Dans l’attente du reclassement si le CMD ne prolonge pas la disponibilité l’administration employeur doit le placer dans une position statutaire régulière, le fonctionnaire est maintenu en surnombre pendant un an dans sa collectivité.

Pendant cette période tout emploi crée ou vacant correspondant à son grade dans la collectivité doit lui être proposé en priorité.

 

– Ensuite le licenciement

Le licenciement est envisagé par le conseil d’état (chambre de commerce et industrie de Meurthe et Moselle/Fardouet 2/10/02) comme la seule solution après que l’employeur ait recherché en vain à reclasser l’agent concerné dans un autre emploi.

Le licenciement entraine la radiation des cadres et donc la qualité de fonctionnaire. Jugé que l’autorité qui prononce la radiation prononce donc le licenciement (CAA BORDEAUX 14/02/2005).

Si l’employeur ne peut pas prouver qu’il a fait diligence pour trouver un poste, la décision subséquente encours l’annulation.

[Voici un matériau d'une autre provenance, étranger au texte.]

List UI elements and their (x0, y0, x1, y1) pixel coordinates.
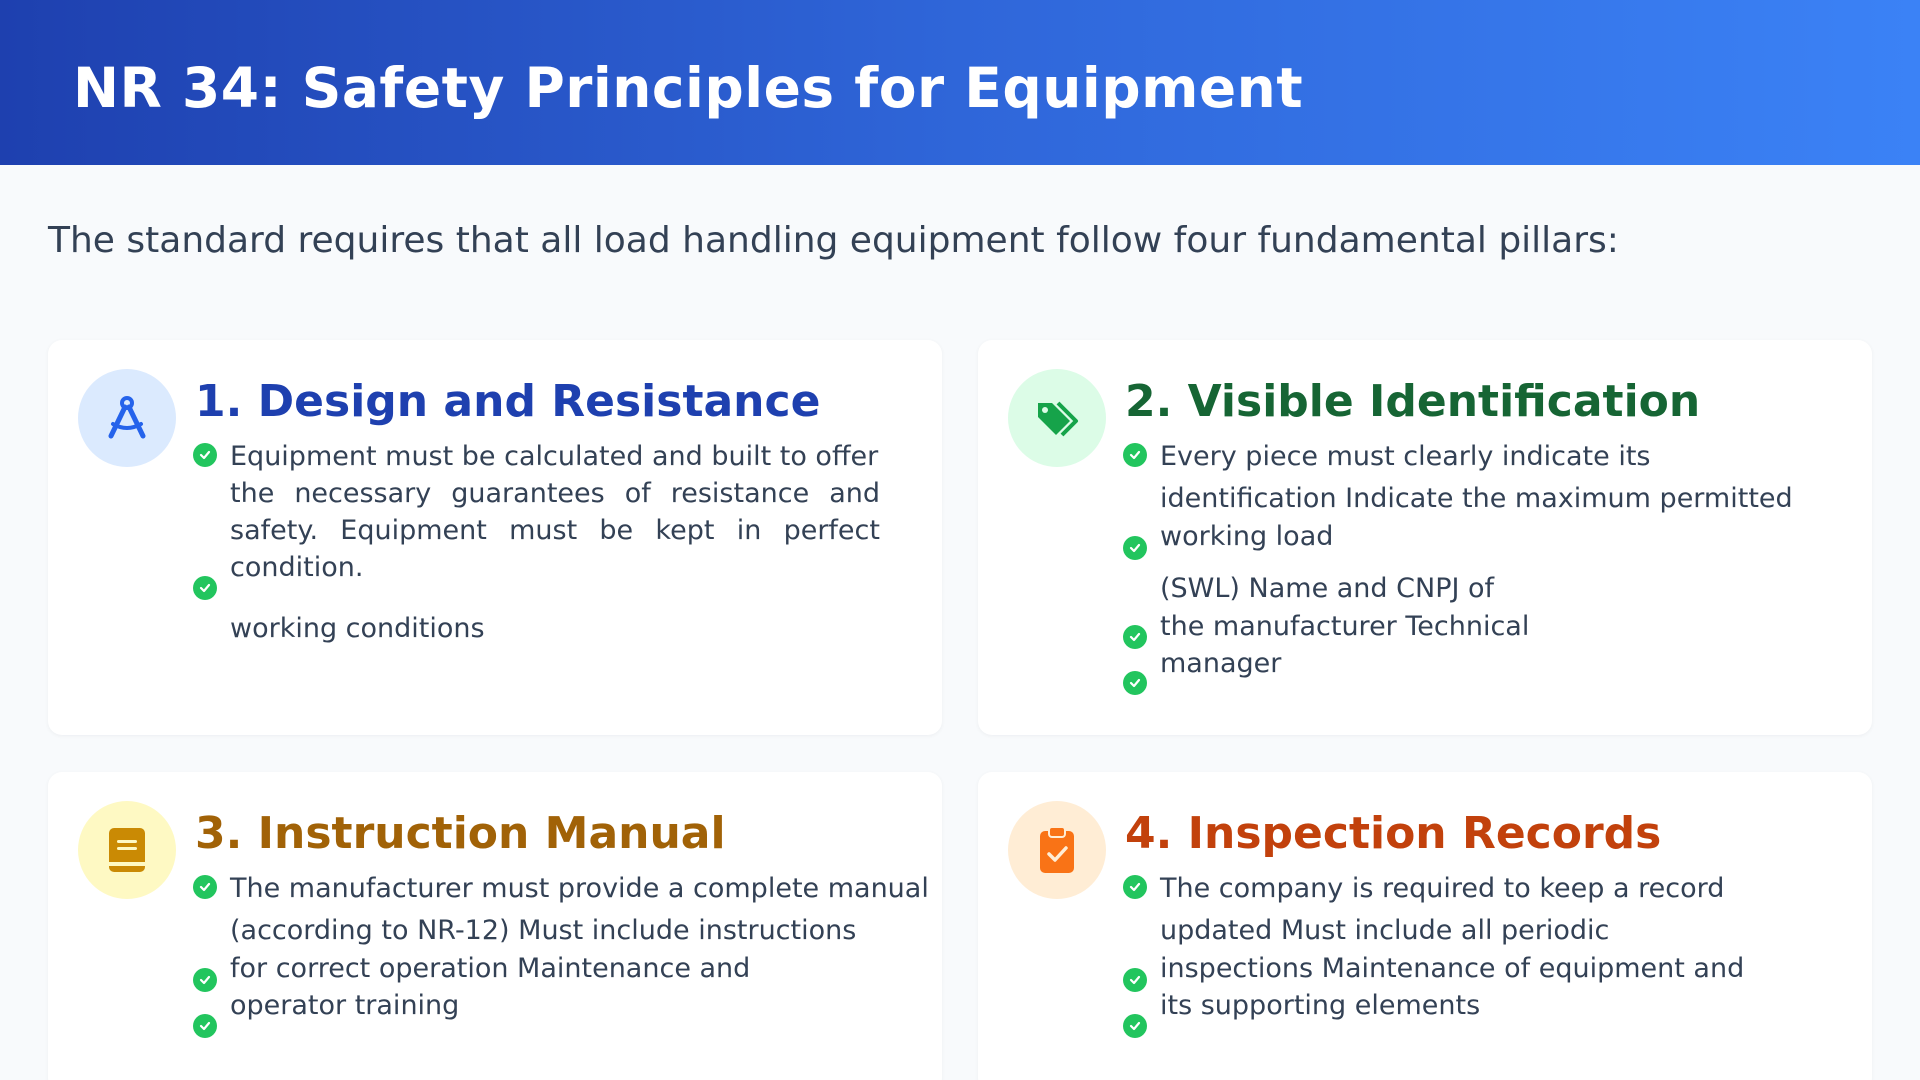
pillar-card-design (48, 340, 942, 735)
check-icon (1123, 443, 1147, 467)
bullet-text: (SWL) Name and CNPJ of (1160, 573, 1495, 604)
check-icon (1123, 968, 1147, 992)
bullet-text: working load (1160, 521, 1334, 552)
bullet-text: updated Must include all periodic (1160, 915, 1610, 946)
intro-text: The standard requires that all load handling equipment follow four fundamental pillars: (48, 220, 1619, 261)
check-icon (193, 1014, 217, 1038)
check-icon (193, 875, 217, 899)
card-title: 3. Instruction Manual (195, 808, 726, 859)
card-title: 4. Inspection Records (1125, 808, 1662, 859)
check-icon (1123, 625, 1147, 649)
card-title: 2. Visible Identification (1125, 376, 1701, 427)
bullet-text: identification Indicate the maximum permitted (1160, 483, 1793, 514)
check-icon (193, 576, 217, 600)
bullet-text: Every piece must clearly indicate its (1160, 441, 1651, 472)
page-title: NR 34: Safety Principles for Equipment (73, 56, 1304, 120)
bullet-text: inspections Maintenance of equipment and (1160, 953, 1745, 984)
card-title: 1. Design and Resistance (195, 376, 821, 427)
header-banner (0, 0, 1920, 165)
bullet-text: safety. Equipment must be kept in perfect (230, 515, 880, 546)
check-icon (193, 443, 217, 467)
bullet-text: operator training (230, 990, 460, 1021)
bullet-text: working conditions (230, 613, 485, 644)
check-icon (1123, 875, 1147, 899)
bullet-text: condition. (230, 552, 364, 583)
bullet-text: The company is required to keep a record (1160, 873, 1725, 904)
tags-icon (1008, 369, 1106, 467)
bullet-text: the manufacturer Technical (1160, 611, 1530, 642)
bullet-text: for correct operation Maintenance and (230, 953, 751, 984)
clipboard-check-icon (1008, 801, 1106, 899)
check-icon (1123, 1014, 1147, 1038)
compass-icon (78, 369, 176, 467)
bullet-text: its supporting elements (1160, 990, 1481, 1021)
pillar-card-inspection (978, 772, 1872, 1080)
pillar-card-manual (48, 772, 942, 1080)
pillar-card-identification (978, 340, 1872, 735)
bullet-text: (according to NR-12) Must include instructions (230, 915, 857, 946)
check-icon (193, 968, 217, 992)
bullet-text: manager (1160, 648, 1282, 679)
bullet-text: the necessary guarantees of resistance and (230, 478, 880, 509)
bullet-text: The manufacturer must provide a complete manual (230, 873, 929, 904)
check-icon (1123, 536, 1147, 560)
bullet-text: Equipment must be calculated and built to offer (230, 441, 879, 472)
book-icon (78, 801, 176, 899)
check-icon (1123, 671, 1147, 695)
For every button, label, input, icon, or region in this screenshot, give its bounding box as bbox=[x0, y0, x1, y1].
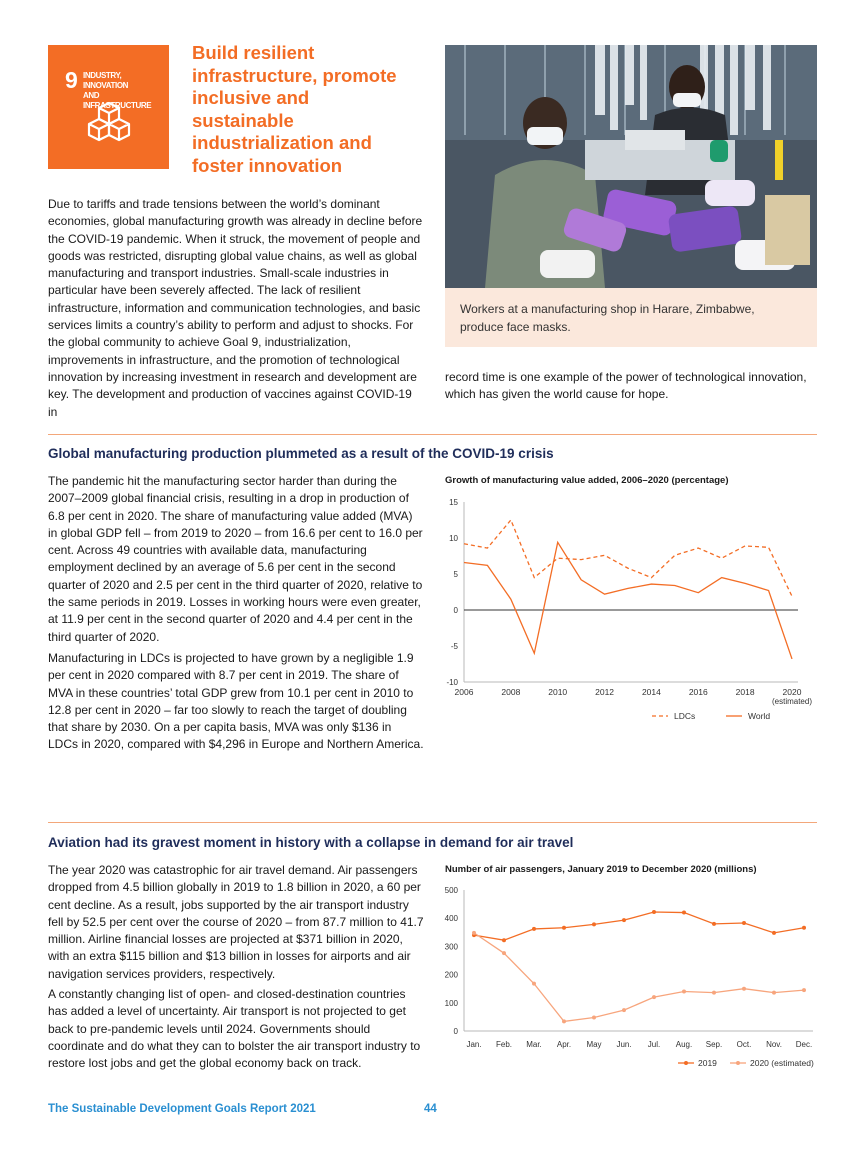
x-tick-label: Sep. bbox=[705, 1040, 723, 1049]
y-tick-label: 300 bbox=[444, 942, 458, 952]
y-tick-label: 5 bbox=[453, 570, 458, 579]
data-point bbox=[502, 951, 506, 955]
page-number: 44 bbox=[424, 1103, 437, 1115]
data-point bbox=[742, 921, 746, 925]
x-tick-label: 2006 bbox=[454, 687, 474, 697]
data-point bbox=[622, 918, 626, 922]
series-line-2020 bbox=[474, 933, 804, 1022]
y-tick-label: -10 bbox=[446, 678, 458, 687]
goal-number: 9 bbox=[65, 67, 78, 93]
x-tick-label: May bbox=[586, 1040, 602, 1049]
data-point bbox=[772, 931, 776, 935]
data-point bbox=[742, 987, 746, 991]
data-point bbox=[712, 991, 716, 995]
legend-label: World bbox=[748, 711, 771, 721]
manufacturing-paragraph-1: The pandemic hit the manufacturing sector harder than during the 2007–2009 global financial crisis, resulting in a drop in production of 6.8 per cent in 2020. The share of manufacturing value added (MVA) in global GDP fell – from 2019 to 2020 – from 16.6 per cent to 16.0 per cent. Across 49 countries with available data, manufacturing employment declined by an average of 5.6 per cent in the second quarter of 2020 and 2.5 per cent in the third quarter of 2020, relative to the same periods in 2019. Losses in working hours were even greater, at 11.9 per cent in the second quarter of 2020 and 4.4 per cent in the third quarter of 2020. bbox=[48, 474, 423, 644]
y-tick-label: 100 bbox=[444, 998, 458, 1008]
y-tick-label: 500 bbox=[444, 886, 458, 895]
data-point bbox=[532, 927, 536, 931]
intro-text-col1: Due to tariffs and trade tensions between the world’s dominant economies, global manufacturing growth was already in decline before the COVID-19 pandemic. When it struck, the movement of people and goods was restricted, disrupting global value chains, as well as global manufacturing and transport industries. Small-scale industries in particular have been severely affected. The lack of resilient infrastructure, information and communication technologies, and basic services limits a country’s ability to perform and adjust to shocks. For the global community to achieve Goal 9, industrialization, improvements in infrastructure, and the promotion of technological innovation by increasing investment in research and development are key. The development and production of vaccines against COVID-19 in bbox=[48, 197, 423, 419]
x-tick-label: Nov. bbox=[766, 1040, 782, 1049]
chart1-title: Growth of manufacturing value added, 2006–2020 (percentage) bbox=[445, 475, 729, 486]
x-tick-label: Aug. bbox=[675, 1040, 693, 1049]
data-point bbox=[592, 1015, 596, 1019]
goal-label-line2: AND INFRASTRUCTURE bbox=[83, 91, 152, 110]
footer-report-title: The Sustainable Development Goals Report 2021 bbox=[48, 1103, 316, 1115]
y-tick-label: 0 bbox=[453, 606, 458, 615]
intro-text-col2: record time is one example of the power of technological innovation, which has given the world cause for hope. bbox=[445, 370, 807, 402]
series-line-world bbox=[464, 542, 792, 659]
x-tick-label: Jan. bbox=[466, 1040, 482, 1049]
x-tick-label: Feb. bbox=[495, 1040, 513, 1049]
section-divider bbox=[48, 822, 817, 823]
data-point bbox=[472, 931, 476, 935]
sdg-goal-9-icon bbox=[48, 45, 169, 169]
legend-label: 2020 (estimated) bbox=[750, 1058, 814, 1068]
data-point bbox=[772, 991, 776, 995]
x-tick-label: Oct. bbox=[736, 1040, 752, 1049]
data-point bbox=[562, 1019, 566, 1023]
y-tick-label: 0 bbox=[453, 1027, 458, 1036]
y-tick-label: 15 bbox=[449, 498, 458, 507]
data-point bbox=[682, 911, 686, 915]
aviation-paragraph-1: The year 2020 was catastrophic for air travel demand. Air passengers dropped from 4.5 billion globally in 2019 to 1.8 billion in 2020, a 60 per cent decline. As a result, jobs supported by the air transport industry fell by 52.5 per cent over the course of 2020 – from 87.7 million to 41.7 million. Airline financial losses are projected at $371 billion in 2020, with an extra $115 billion and $13 billion in losses for airports and air navigation services providers, respectively. bbox=[48, 863, 424, 981]
x-tick-label: 2016 bbox=[688, 687, 708, 697]
goal-label-line1: INDUSTRY, INNOVATION bbox=[83, 71, 129, 90]
legend-marker bbox=[736, 1061, 740, 1065]
x-tick-label: 2012 bbox=[595, 687, 615, 697]
x-tick-label: 2010 bbox=[548, 687, 568, 697]
y-tick-label: 200 bbox=[444, 970, 458, 980]
data-point bbox=[682, 990, 686, 994]
series-line-2019 bbox=[474, 912, 804, 940]
mva-growth-chart bbox=[430, 490, 820, 730]
data-point bbox=[622, 1008, 626, 1012]
legend-marker bbox=[684, 1061, 688, 1065]
legend-label: LDCs bbox=[674, 711, 696, 721]
data-point bbox=[652, 995, 656, 999]
x-tick-label: Mar. bbox=[526, 1040, 542, 1049]
y-tick-label: 400 bbox=[444, 914, 458, 924]
data-point bbox=[802, 926, 806, 930]
y-tick-label: 10 bbox=[449, 534, 458, 543]
x-tick-label: Dec. bbox=[795, 1040, 813, 1049]
series-line-ldcs bbox=[464, 520, 792, 596]
photo-caption: Workers at a manufacturing shop in Harare, Zimbabwe, produce face masks. bbox=[460, 302, 755, 334]
data-point bbox=[592, 922, 596, 926]
x-tick-label: 2008 bbox=[501, 687, 521, 697]
x-tick-label: Apr. bbox=[556, 1040, 572, 1049]
section-title-aviation: Aviation had its gravest moment in history with a collapse in demand for air travel bbox=[48, 835, 574, 850]
section-title-manufacturing: Global manufacturing production plummeted as a result of the COVID-19 crisis bbox=[48, 446, 554, 461]
data-point bbox=[532, 982, 536, 986]
y-tick-label: -5 bbox=[450, 642, 458, 651]
workshop-photo bbox=[445, 45, 817, 288]
data-point bbox=[652, 910, 656, 914]
goal-title: Build resilient infrastructure, promote inclusive and sustainable industrialization and foster innovation bbox=[192, 42, 397, 176]
data-point bbox=[712, 922, 716, 926]
chart2-title: Number of air passengers, January 2019 to December 2020 (millions) bbox=[445, 864, 757, 875]
x-tick-label: 2020 bbox=[782, 687, 802, 697]
x-tick-label: Jul. bbox=[647, 1040, 661, 1049]
x-tick-label: 2018 bbox=[735, 687, 755, 697]
cubes-icon bbox=[82, 101, 136, 151]
legend-label: 2019 bbox=[698, 1058, 717, 1068]
data-point bbox=[802, 988, 806, 992]
manufacturing-paragraph-2: Manufacturing in LDCs is projected to have grown by a negligible 1.9 per cent in 2020 compared with 8.7 per cent in 2019. The share of MVA in these countries’ total GDP grew from 10.1 per cent in 2010 to 12.8 per cent in 2020 – far too slowly to reach the target of doubling that share by 2030. On a per capita basis, MVA was only $136 in LDCs in 2020, compared with $4,296 in Europe and Northern America. bbox=[48, 651, 424, 752]
x-tick-label: 2014 bbox=[641, 687, 661, 697]
x-tick-label: Jun. bbox=[616, 1040, 632, 1049]
x-tick-note: (estimated) bbox=[771, 697, 813, 706]
air-passengers-chart bbox=[430, 878, 820, 1074]
data-point bbox=[562, 926, 566, 930]
section-divider bbox=[48, 434, 817, 435]
aviation-paragraph-2: A constantly changing list of open- and closed-destination countries has added a level of uncertainty. Air transport is not projected to get back to pre-pandemic levels until 2024. Governments should coordinate and do what they can to bolster the air transport industry to restore lost jobs and get the global economy back on track. bbox=[48, 987, 421, 1071]
data-point bbox=[502, 938, 506, 942]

L’annulation emporte obligation pour l’administration de réintégrer le fonctionnaire dans l’emploi qu’il occupait. Il condamne à verser à l’agent une indemnité représentative de la totalité des rémunérations qu’il aurait perçues durant la durée de l’éviction, nonobstant la réparation du préjudice moral. Cette annulation produit comme autre effet la nouvelle saisine de l’administration d’une demande de reclassement présentée par l’agent.

Dans la mesure où l’agent refuse le poste de reclassement qui lui est proposé le licenciement est justifié.